Ivanovs, who played the role of the Ground Force Commander during this simulation said, "JTAC received information about the mission which was really simple to execute, but sometime after the mission started it turned that this mission was not going to be same mission as it was planned. It was completely different."

After the exercise was completed, personnel in each position took a break, then conduct an after action review, or AAR. During the AAR, they discussed what happened, and provided feedback on both what went well and what needed to improve for the future.

It wasn't all seriousness; during the AAR Ivanovs said to Ingram "No hints for Bobby." Bobby is Staff Sgt. Bobby McDonald, who was going to be the observer in the same simulation scenario later that day.
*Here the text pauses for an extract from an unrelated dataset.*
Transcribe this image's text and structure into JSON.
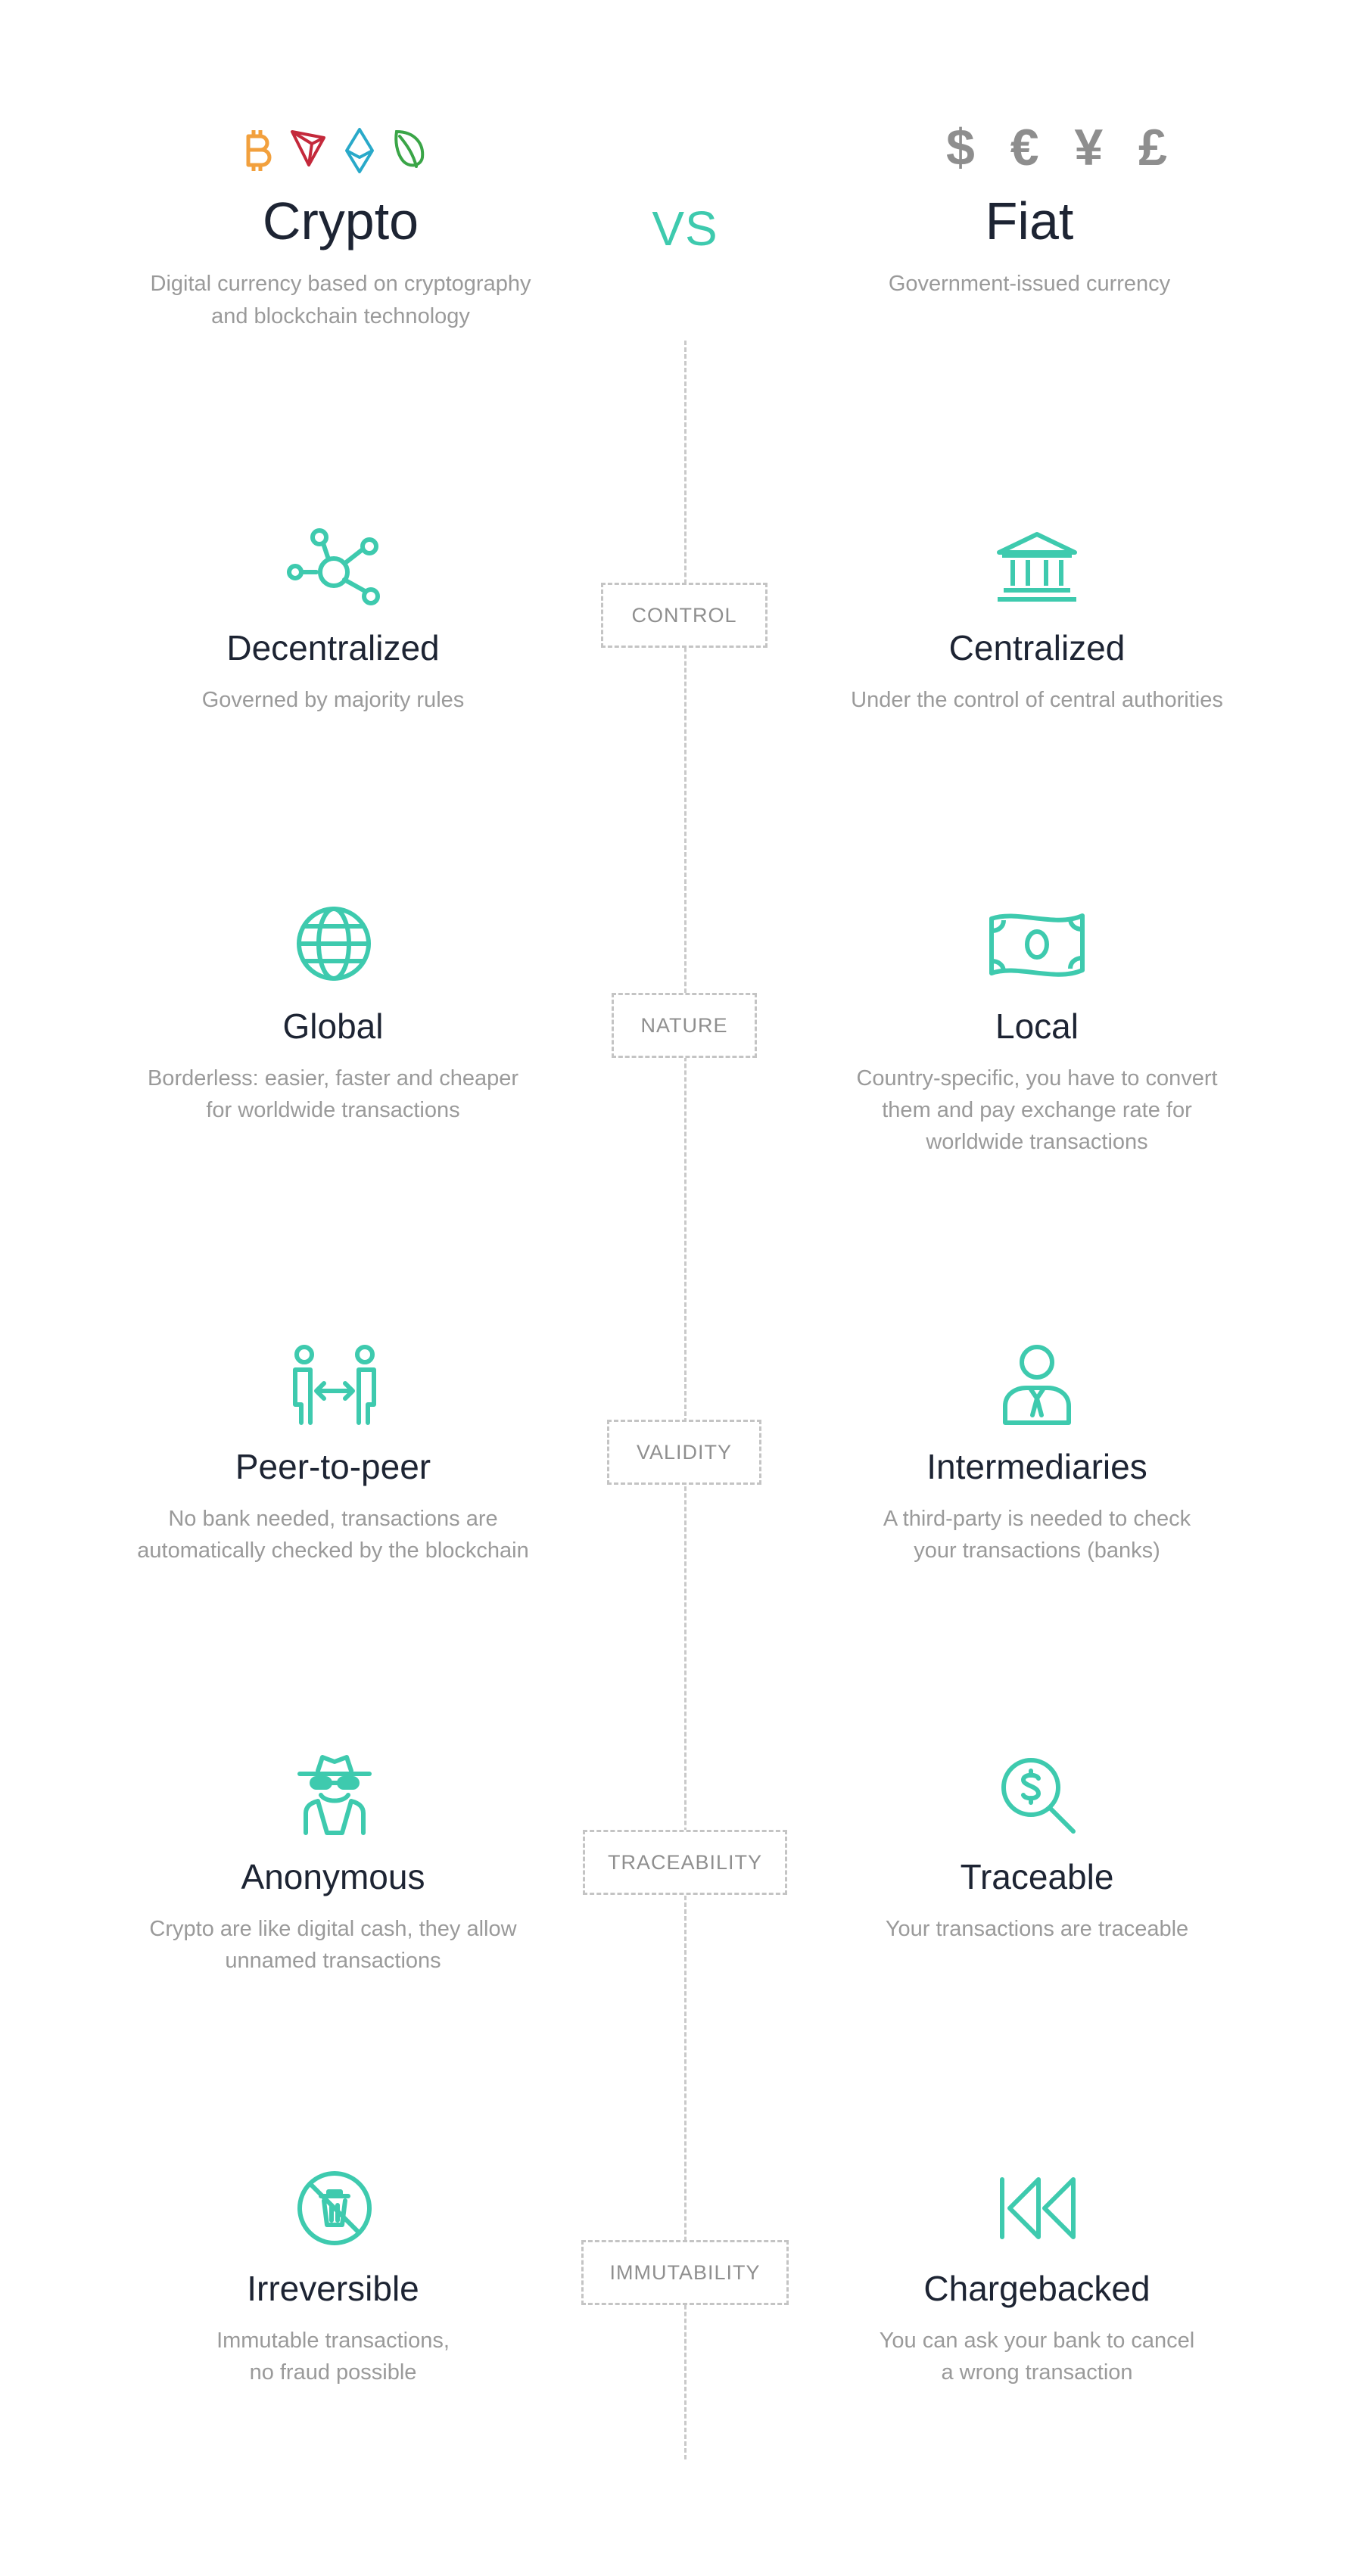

Some of the simulation's many benefits include only using the resources of manpower, electricity and computer technology with the soldiers receiving nearly real world training.

"One of the cheapest ways we can gain our proficiency and maintain our currency, as we can replace actual work with aircraft with the simulation," said Ivanovs.

An even greater benefit is soldiers receiving training without the hazards or dangers of actually being in combat where there is the risk of being shot at or threats of explosive devices.

"Unless we are in a real battle we can't simulate that kind of stuff in real life without being a significant danger to the actual JTAC and the pilots," said Ingram.

In other words, expensive resources such as aircraft, fuel, and munitions are not required with the simulation.

"They are very smart [Latvian TACP] and we've taught each other a lot of stuff, so it is a great partner capacity for different NATO nations," said Ingram in regard to the TACP's from Latvia and United States working together and learning from each other.

Ivanovs described JTAC saying, "I believe it is a really dynamic profession. I like that there is no such thing as two similar controls in an example [scenario], so all the time there is something new."